Nous pensions en arrivant devant l'entrée du site voir des cars entiers de touristes, certes ils sont nombreux, mais rien avoir avec l'Égypte, la cité nabatéenne est bien cachée et le soleil tape lorsque nous nous engageons dans le cirque, souvenez-vous de Indiana Jones dans la dernière croisade lorsqu'il arrive devant le Trésor et bien c'est comme dans le film, les couleurs de la pierre sont spectaculaires: du jaune, du rose, du bleu, du vert. Le soleil donne à ses teintes des nuances différentes, nous admirons le génie des architectes et des sculpteurs et marcherons dans le site(immense) jusqu'au coucher du soleil en refusant les propositions des chameliers, cavaliers et autres guides. Nous ne succombons pas non plus aux charmes des enfants bédouins qui vendent de fausses antiquités. Nous rentrons fourbus et enchantés pour un apéro (nous trainons avec nous une anisette égyptienne dédiée aux grands moments) dans la chambre de notre nouveau palace.
Nota: Comme indiqué dans le titre, l'appareil numérique ne supportera pas ce deuxième désert, et le sable aura eu raison de lui. Il ne reste plus que le caméscope de Nat. (Merci à toi Joe!).
Dernière photo prise par l'appareil, avant chute malencontreuse!

samedi 13 février 2010

Sea Sand and Sun

Nous profitons de la terrasse du Bédouin Garden pour rattraper tous ces jours sans le net. Hugo fait quand à lui sa première évaluation de français. Dans l'ensemble, il se montre motivé et impressionne un bon nombre de personnes, qui pensent que les plus chanceux sont les parents. Nous ne nous pressons pas à quitter le lieu pour Pétra. Nous pensons trouver un car en début d'après-midi. Il est 15 heures lorsqu'on se décide à partir, c'est trop tard pour le car d'après le gars de l'hôtel, mais il a une solution pour nous. Il a un ami, chauffeur de taxi qui est prêt à nous emmener et bien sur, il est là et nous attends!!! Le prix nous paraît correct, on peut rester encore un peu à nos affaires, et à contempler le rivage face à nous, l'Égypte. sur la droite Israël et à notre gauche l'Arabie Saoudite. C'est dans la boîte, Il est temps de partir.
Notre chauffeur de taxi est un homme affable, il s'arrête pour nous payer le thé, pour nous montrer les beaux spots, nous fait un grand numéro de charme, plus on roule et plus nous sommes méfiants. Vivement qu'on se débarrasse de lui. Nous finissons par en venir à bout après avoir visité 6 hôtels, qui semblaient étrangement chers. Nous comprenons un peu tard que les prix incluaient sa commission.

vendredi 12 février 2010

Pas vus, les poissons clowns!!

Hugo trouve qu'il serait impardonnable de quitter les bords de la mer Rouge sans avoir vu les plus beaux poissons du monde. Alors, dès le lendemain nous partons à quelques kilomètres plus au sud d'Aqaba, afin de profiter de la mer. L'hôtel est pas mal avec des bungalows face à la mer et il a surtout un atout majeur, Internet en wifi. Nous allons pouvoir mettre le blog à jour et répondre aux mails. De beaux poissons et le net en accès libre, il y a de quoi se sentir bien.

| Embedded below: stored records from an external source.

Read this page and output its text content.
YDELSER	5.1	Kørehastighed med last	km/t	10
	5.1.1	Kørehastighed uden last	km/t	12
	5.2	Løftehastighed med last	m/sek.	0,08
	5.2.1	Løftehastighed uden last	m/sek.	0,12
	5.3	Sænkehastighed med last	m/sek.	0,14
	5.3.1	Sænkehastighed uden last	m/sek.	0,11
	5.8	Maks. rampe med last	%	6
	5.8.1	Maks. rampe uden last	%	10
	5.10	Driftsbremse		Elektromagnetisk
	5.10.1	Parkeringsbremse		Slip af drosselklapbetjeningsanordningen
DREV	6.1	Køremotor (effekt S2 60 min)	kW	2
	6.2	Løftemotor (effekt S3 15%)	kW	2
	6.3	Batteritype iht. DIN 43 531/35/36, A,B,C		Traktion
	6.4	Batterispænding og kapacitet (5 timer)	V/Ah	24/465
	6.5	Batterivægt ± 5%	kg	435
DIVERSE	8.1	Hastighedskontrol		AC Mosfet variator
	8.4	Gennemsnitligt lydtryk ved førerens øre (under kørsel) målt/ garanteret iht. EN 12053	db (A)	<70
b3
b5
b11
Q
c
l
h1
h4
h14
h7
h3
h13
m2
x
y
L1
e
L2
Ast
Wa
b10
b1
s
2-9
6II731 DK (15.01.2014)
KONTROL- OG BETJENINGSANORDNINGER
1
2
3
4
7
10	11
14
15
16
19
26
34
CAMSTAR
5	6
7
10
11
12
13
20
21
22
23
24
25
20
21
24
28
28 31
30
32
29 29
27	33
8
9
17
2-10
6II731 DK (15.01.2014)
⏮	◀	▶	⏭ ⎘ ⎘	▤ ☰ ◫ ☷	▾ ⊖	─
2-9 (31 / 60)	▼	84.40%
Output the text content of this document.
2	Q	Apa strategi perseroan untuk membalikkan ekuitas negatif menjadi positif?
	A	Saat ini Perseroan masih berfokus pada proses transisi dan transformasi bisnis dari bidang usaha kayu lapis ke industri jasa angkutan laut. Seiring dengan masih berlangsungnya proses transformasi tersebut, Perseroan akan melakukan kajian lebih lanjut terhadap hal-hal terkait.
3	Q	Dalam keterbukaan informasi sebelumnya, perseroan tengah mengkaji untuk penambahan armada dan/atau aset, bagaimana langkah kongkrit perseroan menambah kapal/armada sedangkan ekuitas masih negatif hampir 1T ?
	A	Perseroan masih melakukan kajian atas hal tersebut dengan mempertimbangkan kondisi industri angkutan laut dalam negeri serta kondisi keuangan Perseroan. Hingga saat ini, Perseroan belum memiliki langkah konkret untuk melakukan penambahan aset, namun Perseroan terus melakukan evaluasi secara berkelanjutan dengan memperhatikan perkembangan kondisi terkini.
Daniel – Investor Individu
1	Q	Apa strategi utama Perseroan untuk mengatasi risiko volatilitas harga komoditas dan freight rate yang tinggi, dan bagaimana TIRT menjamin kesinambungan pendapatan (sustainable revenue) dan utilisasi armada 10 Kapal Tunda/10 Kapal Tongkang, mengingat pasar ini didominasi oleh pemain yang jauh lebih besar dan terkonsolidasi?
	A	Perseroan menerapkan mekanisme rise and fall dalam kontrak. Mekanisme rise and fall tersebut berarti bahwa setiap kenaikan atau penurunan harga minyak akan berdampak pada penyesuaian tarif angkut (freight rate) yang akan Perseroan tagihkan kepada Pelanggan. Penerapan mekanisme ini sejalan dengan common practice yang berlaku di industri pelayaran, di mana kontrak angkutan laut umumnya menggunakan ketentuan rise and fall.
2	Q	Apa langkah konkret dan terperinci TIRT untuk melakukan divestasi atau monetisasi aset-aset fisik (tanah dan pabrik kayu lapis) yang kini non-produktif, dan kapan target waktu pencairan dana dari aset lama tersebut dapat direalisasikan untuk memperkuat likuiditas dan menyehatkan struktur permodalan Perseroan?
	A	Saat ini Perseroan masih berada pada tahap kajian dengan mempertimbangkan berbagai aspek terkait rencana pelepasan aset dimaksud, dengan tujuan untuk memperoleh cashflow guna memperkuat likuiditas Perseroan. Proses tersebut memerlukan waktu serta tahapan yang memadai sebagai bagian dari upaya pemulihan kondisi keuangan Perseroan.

Nous profitons de la fin de matinée pour se dorer la pilule dans le golfe d'Aqaba avec masque et tuba. Le verdict est un peu dur: pas beaucoup de poissons, et les quelques coraux que nous avons pu apercevoir semblait bien mal en point. Quand à la plage : dégueu! Des bouts de verres partout, on fait attention à nos pieds. Ici comme ailleurs, lorsque l'on a besoin de jeter quoi que ce soit, ça se fait tout simplement par terre. On a beau le savoir, à chaque fois qu'on voit quelqu'un jeter sa cannette de coca, il n'y a que nous pour le regarder de travers. Voilà pour l'écologie.
Bon au final, la mer est plus froide que celle gouté la veille en face, du côté égyptien. Donc pour finir, on se baignera presque pas. On aura quand même le spectacle d'enfants se baignant, mais là encore seul les garçons se baignent en maillot de bain, les filles, quant à elles, se baignent tout habiller. Une éducation systématique acquise dès la naissance.